On a single GPU, 50 epochs take around 2.5 minutes, resulting in a test accuracy of 99.09%, slightly below the same result as for the original LeNet5.

Run command `mlflow server -p 5001` to observe experiment tracking's results.

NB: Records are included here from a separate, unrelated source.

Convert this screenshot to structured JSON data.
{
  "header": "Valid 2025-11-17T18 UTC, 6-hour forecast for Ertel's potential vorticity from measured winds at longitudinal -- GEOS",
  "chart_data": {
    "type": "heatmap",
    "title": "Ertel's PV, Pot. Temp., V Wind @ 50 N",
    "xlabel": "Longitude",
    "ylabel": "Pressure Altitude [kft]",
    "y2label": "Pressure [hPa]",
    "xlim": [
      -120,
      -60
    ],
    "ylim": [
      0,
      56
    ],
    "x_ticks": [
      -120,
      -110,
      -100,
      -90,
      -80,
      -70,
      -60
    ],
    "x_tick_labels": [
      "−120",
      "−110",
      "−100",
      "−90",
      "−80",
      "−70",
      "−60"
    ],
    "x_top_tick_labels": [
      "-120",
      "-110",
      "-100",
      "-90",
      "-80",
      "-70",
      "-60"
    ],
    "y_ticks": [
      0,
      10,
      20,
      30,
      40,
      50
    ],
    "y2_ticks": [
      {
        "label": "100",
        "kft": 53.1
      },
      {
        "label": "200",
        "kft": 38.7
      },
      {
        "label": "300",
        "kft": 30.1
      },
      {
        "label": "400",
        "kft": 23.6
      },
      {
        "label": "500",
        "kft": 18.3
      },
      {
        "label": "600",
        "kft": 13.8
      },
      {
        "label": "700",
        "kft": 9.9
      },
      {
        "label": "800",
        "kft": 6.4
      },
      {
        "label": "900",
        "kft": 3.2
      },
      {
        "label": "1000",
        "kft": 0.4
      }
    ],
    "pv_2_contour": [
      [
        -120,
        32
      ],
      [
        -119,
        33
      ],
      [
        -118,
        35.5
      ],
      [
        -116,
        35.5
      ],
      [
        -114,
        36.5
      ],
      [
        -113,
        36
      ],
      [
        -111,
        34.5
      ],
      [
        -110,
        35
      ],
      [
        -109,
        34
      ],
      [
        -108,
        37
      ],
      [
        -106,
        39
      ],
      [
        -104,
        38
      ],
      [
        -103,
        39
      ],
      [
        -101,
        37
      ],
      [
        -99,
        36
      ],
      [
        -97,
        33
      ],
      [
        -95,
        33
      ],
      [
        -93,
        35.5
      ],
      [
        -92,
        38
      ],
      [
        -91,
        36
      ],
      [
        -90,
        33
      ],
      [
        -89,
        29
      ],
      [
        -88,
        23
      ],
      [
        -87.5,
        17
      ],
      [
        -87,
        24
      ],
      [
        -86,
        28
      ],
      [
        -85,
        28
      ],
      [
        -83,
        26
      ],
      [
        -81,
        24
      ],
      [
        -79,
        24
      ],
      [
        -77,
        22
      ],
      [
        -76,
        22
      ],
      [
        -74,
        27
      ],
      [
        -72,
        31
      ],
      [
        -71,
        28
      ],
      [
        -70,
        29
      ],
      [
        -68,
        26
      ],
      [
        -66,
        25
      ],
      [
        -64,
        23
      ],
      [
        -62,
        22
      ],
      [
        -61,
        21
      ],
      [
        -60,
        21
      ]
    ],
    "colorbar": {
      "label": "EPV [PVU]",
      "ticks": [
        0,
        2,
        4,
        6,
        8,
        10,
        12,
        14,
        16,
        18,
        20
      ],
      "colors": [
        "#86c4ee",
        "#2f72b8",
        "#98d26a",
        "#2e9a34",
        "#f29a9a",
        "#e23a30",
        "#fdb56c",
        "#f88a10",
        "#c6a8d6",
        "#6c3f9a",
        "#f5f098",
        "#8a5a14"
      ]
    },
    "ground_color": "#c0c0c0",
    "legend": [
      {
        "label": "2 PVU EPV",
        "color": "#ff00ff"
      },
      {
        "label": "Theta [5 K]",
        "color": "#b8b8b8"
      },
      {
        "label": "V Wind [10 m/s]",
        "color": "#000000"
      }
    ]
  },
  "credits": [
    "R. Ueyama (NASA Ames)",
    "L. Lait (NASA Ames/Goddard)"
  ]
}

### Test Classification Accuracy

In [None]:
test_metrics_dict = eval_loss_accuracy(test_loader, model, device, "train");
test_metrics_dict

## Summary

For comparison, a simple two-layer feedforward network achieves only 37.36% test accuracy. 

The LeNet5 improvement on MNIST is, in fact, modest. Non-neural methods have also achieved classification accuracies greater than or equal to 99%, including K-Nearest Neighbours or Support Vector Machines. CNNs really shine with more challenging datasets as we will see next.